Une étude dans le « Journal of the National Cancer Institute » présente une découverte inattendue, allant à l’encontre des observations habituelles : avoir des télomères courts permettrait de mieux se protéger contre le cancer.
Le lien causal entre la taille des télomères d’un individu et son espérance de vie reste un sujet de controverse. Certaines études observationnelles ont montré que plus les télomères sont courts, plus l’espérance de vie est réduite. Mais la taille des télomères, qui dépend de l’activité de l’enzyme télomérase, est influencée par de nombreux facteurs – tant génétiques qu’environnementaux (indice de masse corporelle, tabagisme, âge..). La question se pose alors : la taille des télomères influence-t-elle directement l’espérance de vie des patients ou reflète-t-elle simplement l’effet d’autres facteurs ?

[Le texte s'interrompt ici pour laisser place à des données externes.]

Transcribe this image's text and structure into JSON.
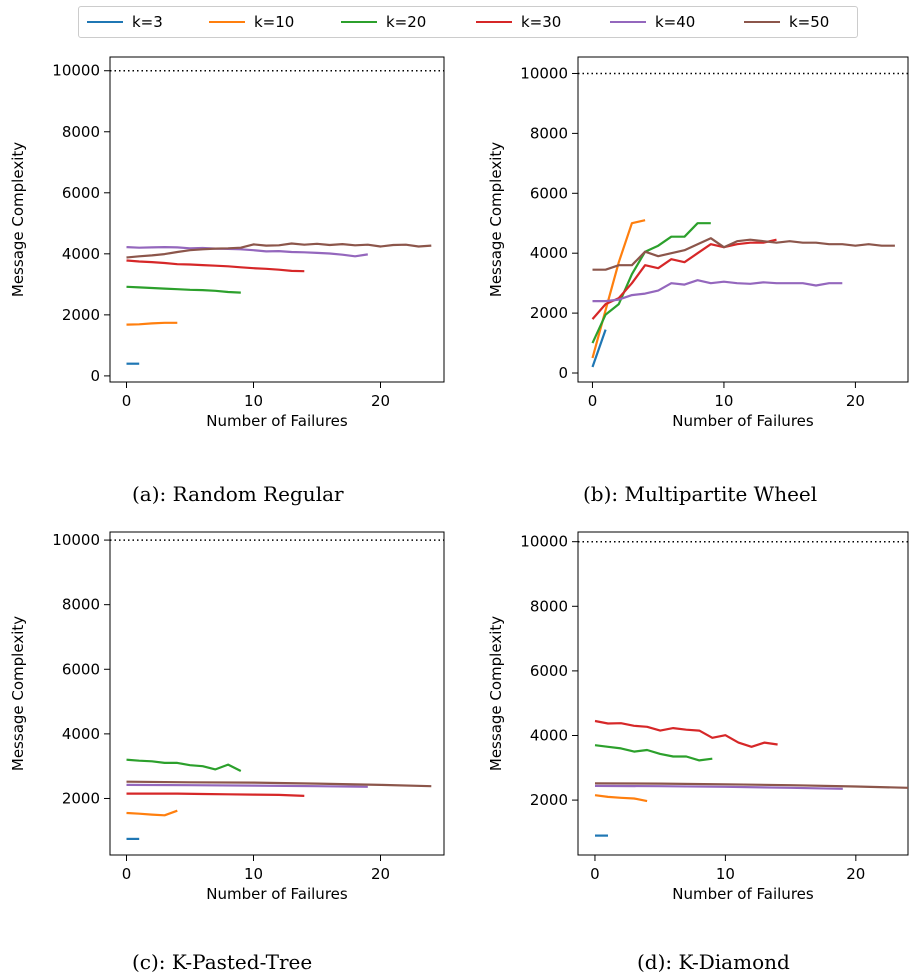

Une équipe de chercheurs Danois s’y est attelée. Leurs expériences ont porté sur presque 65 000 individus, suivis pendant 20 ans. Pour chacun d’entre eux, l’équipe possédait des données sur l’indice de masse corporelle, la pression artérielle, le cholestérol, le tabagisme, la consommation d’alcool, l’activité physique, la mortalité et la taille des télomères. Mais les chercheurs ont analysé un facteur supplémentaire : le profil génétique de 3 variants codant pour l’enzyme télomérase – 3 variants qui, eux, ne sont pas influencés par l’environnement.
Selon le profil de ces 3 variants, la télomérase de l’individu est plus ou moins active, et la taille de ses télomères sera plus ou moins grande. En analysant le profil de ces variants génétiques, et en ajustant pour tous les autres facteurs confondants, la part jouée par la taille des télomères doit, théoriquement, apparaître.
Dans leurs résultats prenant tous les facteurs en compte, rien de surprenant : la taille des télomères était corrélée avec l’IMC, le tabagisme, et la mortalité.
L’analyse affinée du profil génétique des patients a cependant révélé quelque chose d’inattendu. Les patients avec un profil codant pour des télomères plus courts avaient une mortalité par cancer diminuée. Cette association n’existait que pour la mortalité liée au cancer.
Comment expliquer ces résultats ? Pour les auteurs, la réduction de l’activité de la télomérase dans les cellules cancéreuses protégerait les patients en diminuant la faculté de réplication tumorale. Lorsque tous les facteurs sont pris en compte, cette protection endogène disparaît. Pour ces chercheurs, le lien entre la taille des télomères et espérance de vie est donc bien plus complexe que prévu.